Dowling J.  Upon the first point I am of opinion that the highest evidence was adduced at the trial, that administration had been granted to these parties. The letters of administration are only evidence of administration having been granted.  In their nature they are only secondary evidence, for they are only the copy of the original minutes of the court, drawn up in a more formal manner.[4 ]  Here the [p. 58] original order of the court, together with the bond, executed, for one administration, were produced in evidence.  As to the second objection, if there be any in consistency in a general verdict on two demises that may be cured by the Plf's (Jno Doe) entering up his judgment on such demise as he elects.  There is not one plf in Ejectment Ind. doe & the declaring on several demises, is only a variation of the mode in which he states his grievance, for more abundant caution; in like manner as a plf in the causes may declare in different courts varying the mode of stating his cause of action.  Then as to there notice to quit.  This is a special agreement between the parties & must be construed without reference to the rules generally applicable  between landlords & tenant. - the true question here is, ``[p. 59] the Defts holding as tenant commence?"  why it commenced on the day he got possession, namely the 6th April.  This tenancy therefore would expire on the 6th April following, although he might have agreed to pay rent up to the 8th of April.  Rent does not determine the question of tenancy.  A man may be a tenant without rent.  The rent is only the mode of valuing the beneficial enjoyment.  There the party had the month's this notice to quit, one month before the first year ended namely on the 6th April, the corresponding day to that in the following year, namely 6th April 1833 when his first year's tenancy would end.

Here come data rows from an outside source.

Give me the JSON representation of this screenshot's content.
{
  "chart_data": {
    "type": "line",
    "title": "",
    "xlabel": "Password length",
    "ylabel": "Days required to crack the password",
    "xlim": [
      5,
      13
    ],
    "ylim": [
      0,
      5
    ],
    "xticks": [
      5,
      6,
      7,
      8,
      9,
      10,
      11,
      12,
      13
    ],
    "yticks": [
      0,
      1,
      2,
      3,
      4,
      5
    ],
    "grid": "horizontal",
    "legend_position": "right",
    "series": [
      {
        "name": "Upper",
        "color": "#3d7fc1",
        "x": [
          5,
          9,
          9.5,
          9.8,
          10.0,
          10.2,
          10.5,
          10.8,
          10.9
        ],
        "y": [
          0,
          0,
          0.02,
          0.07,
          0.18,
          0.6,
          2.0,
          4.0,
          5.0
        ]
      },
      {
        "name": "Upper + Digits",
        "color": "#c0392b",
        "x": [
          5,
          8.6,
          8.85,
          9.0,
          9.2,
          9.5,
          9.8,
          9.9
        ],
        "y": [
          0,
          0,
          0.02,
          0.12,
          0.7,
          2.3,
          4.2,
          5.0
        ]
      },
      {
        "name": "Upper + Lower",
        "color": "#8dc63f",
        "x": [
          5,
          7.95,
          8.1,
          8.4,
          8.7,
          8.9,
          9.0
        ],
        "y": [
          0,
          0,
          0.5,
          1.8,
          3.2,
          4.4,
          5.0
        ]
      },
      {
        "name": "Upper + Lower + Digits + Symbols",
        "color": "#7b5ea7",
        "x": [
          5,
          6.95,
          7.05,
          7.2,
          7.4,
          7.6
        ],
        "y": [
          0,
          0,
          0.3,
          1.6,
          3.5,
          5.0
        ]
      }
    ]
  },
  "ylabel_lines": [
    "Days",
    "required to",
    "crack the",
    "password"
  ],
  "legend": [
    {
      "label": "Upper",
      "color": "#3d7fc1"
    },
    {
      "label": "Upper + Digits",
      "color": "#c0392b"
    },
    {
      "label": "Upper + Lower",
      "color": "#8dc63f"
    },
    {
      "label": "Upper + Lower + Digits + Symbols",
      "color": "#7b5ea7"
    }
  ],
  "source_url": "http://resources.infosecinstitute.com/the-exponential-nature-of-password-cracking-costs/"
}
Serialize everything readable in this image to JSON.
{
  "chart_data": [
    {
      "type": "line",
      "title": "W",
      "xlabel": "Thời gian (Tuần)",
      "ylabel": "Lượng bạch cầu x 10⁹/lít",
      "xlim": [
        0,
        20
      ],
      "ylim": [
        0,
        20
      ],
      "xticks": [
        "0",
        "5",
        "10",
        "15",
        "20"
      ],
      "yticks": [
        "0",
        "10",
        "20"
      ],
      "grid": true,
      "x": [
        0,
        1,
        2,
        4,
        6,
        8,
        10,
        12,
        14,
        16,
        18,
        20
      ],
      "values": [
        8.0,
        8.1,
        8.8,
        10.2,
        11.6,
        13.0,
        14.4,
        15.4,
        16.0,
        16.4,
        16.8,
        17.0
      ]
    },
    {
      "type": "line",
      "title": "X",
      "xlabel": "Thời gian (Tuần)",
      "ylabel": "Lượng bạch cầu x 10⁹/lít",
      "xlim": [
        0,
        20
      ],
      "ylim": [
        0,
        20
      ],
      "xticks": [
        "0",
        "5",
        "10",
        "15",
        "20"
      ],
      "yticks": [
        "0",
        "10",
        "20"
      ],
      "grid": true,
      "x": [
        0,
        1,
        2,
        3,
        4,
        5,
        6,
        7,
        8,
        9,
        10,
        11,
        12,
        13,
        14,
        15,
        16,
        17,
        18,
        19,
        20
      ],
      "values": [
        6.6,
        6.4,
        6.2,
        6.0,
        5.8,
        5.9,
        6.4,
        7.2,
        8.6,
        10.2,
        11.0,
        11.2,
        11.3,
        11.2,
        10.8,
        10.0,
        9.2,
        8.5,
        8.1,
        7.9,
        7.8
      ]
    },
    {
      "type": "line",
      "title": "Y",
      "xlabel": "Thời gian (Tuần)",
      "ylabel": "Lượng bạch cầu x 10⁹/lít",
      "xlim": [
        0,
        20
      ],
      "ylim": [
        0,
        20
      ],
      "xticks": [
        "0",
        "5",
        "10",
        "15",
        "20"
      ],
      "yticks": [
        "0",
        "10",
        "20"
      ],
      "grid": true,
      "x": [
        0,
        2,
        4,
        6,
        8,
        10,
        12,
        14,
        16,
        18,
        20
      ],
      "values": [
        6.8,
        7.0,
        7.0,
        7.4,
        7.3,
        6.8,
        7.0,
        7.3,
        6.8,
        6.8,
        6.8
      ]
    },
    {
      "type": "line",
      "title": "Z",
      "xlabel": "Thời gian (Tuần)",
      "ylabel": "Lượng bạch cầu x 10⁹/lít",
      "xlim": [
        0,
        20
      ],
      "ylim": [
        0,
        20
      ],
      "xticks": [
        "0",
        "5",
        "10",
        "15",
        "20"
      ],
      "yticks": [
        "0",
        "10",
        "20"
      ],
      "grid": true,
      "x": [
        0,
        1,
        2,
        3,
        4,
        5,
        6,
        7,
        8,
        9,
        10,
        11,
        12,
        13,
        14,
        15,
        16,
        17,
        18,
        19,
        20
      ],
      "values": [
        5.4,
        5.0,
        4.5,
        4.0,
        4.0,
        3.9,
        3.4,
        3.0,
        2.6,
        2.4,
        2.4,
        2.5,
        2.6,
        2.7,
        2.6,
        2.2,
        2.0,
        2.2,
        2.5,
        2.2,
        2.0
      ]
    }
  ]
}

Burton J.  I am of the same opinion.

Forbes C. J.  I have no doubt the plain meaning of the parties, was that the tenancy should commence the day the Deft was let into possession.  The deft. [p. 60] had possession on the 6th April.  The parties were then landlord & tenant, & provided either gave a notice to determine the tenancy one month before the expiration of the first year, that was sufficient.  There such a notice was given.

Rule refused.



[1 ] See also Australian, 10 March 1834.

[2 ] Friday that week was 7 March, not 6 March 1834.

[3 ] See also Australian, 17 March 1834.  The date of the hearing is taken from the Australian, not the Sydney Herald.

[4 ] Marginal note in manuscript: 13 East 220.  8 East 187 1 Lev. 25.  Bull N.P. 246 2 MSS 367.  Phill Ev. 378. 6th Ed.